Door de mond van kind en ouders Jeugdwerk en jeugdonderzoek doe je niet voor jezelf, maar om een bijdrage te leveren aan het oplossen van de vraagstukken van kinderen en ouders. Het is daarom goed, dat de organisatoren van dit congres alle betrokkenen uitnodigen om samen stil te staan bij die ene essentiële vraag: wat zien kinderen en ouders als ze naar de wereld kijken? We zullen daar zo een voorzichtig antwoord op proberen te formuleren, maar eerst moeten we nog één tussenstop maken. Ik sta niet alleen in mijn kritiek op de aanbieders- en aanbod logica. Er zijn moedige pogingen ondernomen om het kind en zijn/haar ouders wel als vertrekpunt van beleid te nemen. Je moet er soms wel even naar zoeken, maar er zijn goede voorbeelden. In Kwaliteitsstandaarden Jeugdzorg Q4C worden de kwaliteitsstandaarden beschreven die jeugdigen die niet thuis kunnen wonen stellen aan de zorg die zij ontvangen. De flaptekst spreekt in dat verband van een uitzonderlijk boek omdat het geheel op gesprekken met de doelgroep is gebaseerd. Gelukkig is het ook weer niet zo uniek, want ook veel promotieonderzoek is gebaseerd op interviews met kinderen en ouders. Toch is het de vraag of het interview wel de beste manier is om te weten wat mensen vinden en nodig hebben. Veel woningmarktonderzoekers erkennen dat de voorspellende waarde van woonwensenonderzoek zeer beperkt is. Mensen zijn gewoon niet zo goed in staat om te zeggen wat ze denken dat ze willen. De discrepantie tussen gearticuleerde wensen en vertoond gedrag is groot. In heel wat Nederlandse wijken staat ergens een halfpipe te verpieteren die er kwam als resultaat van een interactief proces met jongeren. Daar komt nog bij, dat elke onderzoeksvorm – mondeling, telefonisch, schriftelijk of via internet – een kwalitatieve non-respons heeft: analfabeten doen niet mee aan de schriftelijke enquête en mensen zonder vertrouwen in instanties gooien de hoorn erop. Een respons van 40% is voor onderzoekers heel behoorlijk, maar de kans is groot dat alleen de mondige minderheid eraan heeft meegedaan. Eigenlijk weet elke onderzoeker dat wel, net als elke opdrachtgever van onderzoek. Maar het is een ongemakkelijke waarheid waar we graag van abstraheren, omdat het alternatief ons nog minder aanspreekt: niet uitgaan van de uitgesproken vraag van de cliënt. Vraaggestuurd beleid – één van de bakens van Welzijn Nieuwe Stijl – dwingt ons vragen te stellen. Maar de kans is groot dat we vooral de mondige minderheid aan het woord laten. 7
Ook bij het schrijven van dit essay kreeg ik het verzoek mee om dat positief in te steken. Ik ben inderdaad zeer positief over de intenties van professionals en bestuurders. Maar laten we samen kritisch zijn over de mechanismen waarmee wij gevangen raken in een systeemwereld die we zelf niet willen. En laten we NOOIT voorschrijven dat wetenschappers met een positief verhaal komen, want dan houdt het op wetenschap te zijn!
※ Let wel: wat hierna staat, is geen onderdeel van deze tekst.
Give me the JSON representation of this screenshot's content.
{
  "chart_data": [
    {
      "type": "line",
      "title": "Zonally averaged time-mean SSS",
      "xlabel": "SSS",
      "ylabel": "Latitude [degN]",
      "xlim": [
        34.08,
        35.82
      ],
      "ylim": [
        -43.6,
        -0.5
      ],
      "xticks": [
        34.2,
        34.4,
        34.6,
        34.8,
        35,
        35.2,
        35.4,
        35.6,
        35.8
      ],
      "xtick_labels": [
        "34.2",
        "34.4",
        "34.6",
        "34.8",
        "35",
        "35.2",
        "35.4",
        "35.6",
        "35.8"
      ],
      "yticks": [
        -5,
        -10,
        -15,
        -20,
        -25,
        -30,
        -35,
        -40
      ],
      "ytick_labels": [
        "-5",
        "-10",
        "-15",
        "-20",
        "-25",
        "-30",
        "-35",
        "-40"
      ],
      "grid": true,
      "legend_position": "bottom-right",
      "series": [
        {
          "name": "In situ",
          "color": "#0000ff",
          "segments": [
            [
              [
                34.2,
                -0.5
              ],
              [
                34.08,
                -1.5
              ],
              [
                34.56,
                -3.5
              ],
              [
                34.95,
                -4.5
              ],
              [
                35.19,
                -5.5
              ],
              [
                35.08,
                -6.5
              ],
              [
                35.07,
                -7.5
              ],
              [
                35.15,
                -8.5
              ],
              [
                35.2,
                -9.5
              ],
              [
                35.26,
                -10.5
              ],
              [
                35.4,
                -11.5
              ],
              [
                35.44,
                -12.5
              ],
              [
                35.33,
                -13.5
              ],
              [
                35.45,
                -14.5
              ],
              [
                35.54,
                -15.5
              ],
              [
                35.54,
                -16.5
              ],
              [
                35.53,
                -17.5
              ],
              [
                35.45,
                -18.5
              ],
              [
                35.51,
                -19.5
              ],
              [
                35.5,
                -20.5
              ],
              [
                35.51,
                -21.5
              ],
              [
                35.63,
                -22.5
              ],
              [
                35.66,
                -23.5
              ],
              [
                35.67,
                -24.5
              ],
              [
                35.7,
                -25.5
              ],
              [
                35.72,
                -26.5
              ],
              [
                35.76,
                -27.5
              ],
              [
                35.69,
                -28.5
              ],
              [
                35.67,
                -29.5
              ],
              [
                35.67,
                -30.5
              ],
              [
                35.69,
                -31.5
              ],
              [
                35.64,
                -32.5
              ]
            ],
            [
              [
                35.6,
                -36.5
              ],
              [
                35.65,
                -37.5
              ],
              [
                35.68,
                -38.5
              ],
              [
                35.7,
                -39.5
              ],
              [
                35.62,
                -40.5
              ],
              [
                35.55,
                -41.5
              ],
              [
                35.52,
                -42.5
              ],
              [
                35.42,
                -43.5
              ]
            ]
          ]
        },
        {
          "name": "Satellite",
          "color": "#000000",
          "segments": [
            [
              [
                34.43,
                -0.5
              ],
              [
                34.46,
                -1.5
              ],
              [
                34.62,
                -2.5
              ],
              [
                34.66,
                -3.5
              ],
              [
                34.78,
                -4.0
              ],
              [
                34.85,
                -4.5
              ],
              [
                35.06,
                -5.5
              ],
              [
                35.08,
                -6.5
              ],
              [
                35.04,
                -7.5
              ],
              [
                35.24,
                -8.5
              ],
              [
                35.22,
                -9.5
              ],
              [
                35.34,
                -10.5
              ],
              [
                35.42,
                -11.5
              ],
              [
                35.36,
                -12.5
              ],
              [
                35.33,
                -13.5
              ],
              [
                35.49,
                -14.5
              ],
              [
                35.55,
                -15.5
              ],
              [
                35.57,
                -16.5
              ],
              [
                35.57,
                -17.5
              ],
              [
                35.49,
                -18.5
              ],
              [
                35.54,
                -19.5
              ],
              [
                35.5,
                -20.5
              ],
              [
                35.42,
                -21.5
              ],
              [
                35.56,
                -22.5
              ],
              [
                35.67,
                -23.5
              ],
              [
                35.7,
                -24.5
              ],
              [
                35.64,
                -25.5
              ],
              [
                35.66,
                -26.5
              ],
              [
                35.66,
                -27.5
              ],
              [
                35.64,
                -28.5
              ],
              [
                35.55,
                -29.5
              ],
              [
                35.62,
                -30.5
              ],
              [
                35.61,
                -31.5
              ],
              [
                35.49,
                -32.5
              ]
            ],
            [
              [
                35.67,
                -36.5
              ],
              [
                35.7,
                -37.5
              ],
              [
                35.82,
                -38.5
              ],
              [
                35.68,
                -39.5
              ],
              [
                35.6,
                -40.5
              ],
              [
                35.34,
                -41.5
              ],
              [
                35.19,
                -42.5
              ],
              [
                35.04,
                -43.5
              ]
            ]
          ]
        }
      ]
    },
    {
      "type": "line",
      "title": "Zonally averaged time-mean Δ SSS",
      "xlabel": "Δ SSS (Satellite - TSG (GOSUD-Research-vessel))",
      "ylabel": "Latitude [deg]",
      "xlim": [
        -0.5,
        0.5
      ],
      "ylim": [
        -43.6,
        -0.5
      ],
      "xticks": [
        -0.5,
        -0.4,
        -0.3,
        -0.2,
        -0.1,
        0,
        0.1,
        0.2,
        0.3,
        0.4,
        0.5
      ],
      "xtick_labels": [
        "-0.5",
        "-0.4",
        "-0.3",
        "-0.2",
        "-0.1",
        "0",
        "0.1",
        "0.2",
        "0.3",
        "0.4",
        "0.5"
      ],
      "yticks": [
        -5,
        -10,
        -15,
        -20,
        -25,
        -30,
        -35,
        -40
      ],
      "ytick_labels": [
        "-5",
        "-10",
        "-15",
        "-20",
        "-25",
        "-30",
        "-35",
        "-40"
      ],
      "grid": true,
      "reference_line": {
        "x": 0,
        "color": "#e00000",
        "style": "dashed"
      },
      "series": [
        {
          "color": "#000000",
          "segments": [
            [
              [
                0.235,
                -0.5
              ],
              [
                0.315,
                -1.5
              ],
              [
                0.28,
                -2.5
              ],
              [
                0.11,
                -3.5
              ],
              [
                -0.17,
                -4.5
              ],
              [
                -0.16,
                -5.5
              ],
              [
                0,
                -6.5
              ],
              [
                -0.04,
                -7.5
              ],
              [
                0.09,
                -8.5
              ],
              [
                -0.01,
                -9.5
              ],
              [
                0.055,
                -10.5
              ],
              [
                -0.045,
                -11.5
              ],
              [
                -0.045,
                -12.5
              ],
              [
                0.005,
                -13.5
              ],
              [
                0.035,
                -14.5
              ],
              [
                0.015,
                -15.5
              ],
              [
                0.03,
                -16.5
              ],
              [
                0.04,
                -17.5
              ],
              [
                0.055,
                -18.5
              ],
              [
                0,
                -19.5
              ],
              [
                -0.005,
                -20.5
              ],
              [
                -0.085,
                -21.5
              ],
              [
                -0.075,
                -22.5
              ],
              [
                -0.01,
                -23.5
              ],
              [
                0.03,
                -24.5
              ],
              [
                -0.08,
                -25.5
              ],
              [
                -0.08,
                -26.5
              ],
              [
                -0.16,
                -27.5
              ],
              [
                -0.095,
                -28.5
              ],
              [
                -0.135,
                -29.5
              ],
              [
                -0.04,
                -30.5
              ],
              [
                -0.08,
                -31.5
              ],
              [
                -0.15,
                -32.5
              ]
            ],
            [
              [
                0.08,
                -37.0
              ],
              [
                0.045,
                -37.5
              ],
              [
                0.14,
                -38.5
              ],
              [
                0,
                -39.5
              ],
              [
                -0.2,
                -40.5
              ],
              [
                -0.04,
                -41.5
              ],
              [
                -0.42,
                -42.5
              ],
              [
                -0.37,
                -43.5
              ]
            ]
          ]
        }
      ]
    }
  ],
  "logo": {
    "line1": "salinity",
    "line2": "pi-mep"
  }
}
Maar zelfs als mensen al in staat zouden zijn precies onder woorden te brengen wat ze dwars zit, dan nog is het niet zeker dat de mensen met de grootste problemen ook het gemakkelijkst de telefoon pakken. Veel moeders vrezen dat het uitspreken van onzekerheid over de opvoeding er gemakkelijk toe leidt dat hun kinderen op gevaarlijke lijstjes (bijv. uithuisplaatsing) komen te staan, en helaas is er net teveel casuïstiek die ze daar gelijk in geeft. Ook als ze zelf niet de veroorzaker zijn van de blauwe plekken op de armen van hun kind is het niet zo gemakkelijk om ze ter sprake te brengen bij de huisarts. Opvoedprogramma’s op tv leggen steevast bloot dat kinderen vaak lastig zijn omdat de ouders teveel ruzie maken, drinken of depressief zijn. Dus praten over de problemen van je kind betekent dat je jezelf op de snijtafel moet leggen bij professionals die in de regel meer scholing, meer maatschappelijk succes en meer macht hebben dan jij. Het is dus zeer de vraag, in hoeverre vraaggestuurd jeugdbeleid en onderzoek middels interviews en focusgroepen alle belangrijke beleidsopgaven kunnen verhelderen. Op zijn minst zou het aangevuld moeten worden met adequate analyses van werkelijk vertoond gedrag en moeten worden afgezet tegen informatie die uit statistisch en/of longitudinaal onderzoek is verkregen. Goed meervoudig onderzoek zal daarbij wel eens tegenstrijdige uitkomsten opleveren, maar juist als er geen gemakkelijke antwoorden zijn komen er kansen om de diepte in te gaan.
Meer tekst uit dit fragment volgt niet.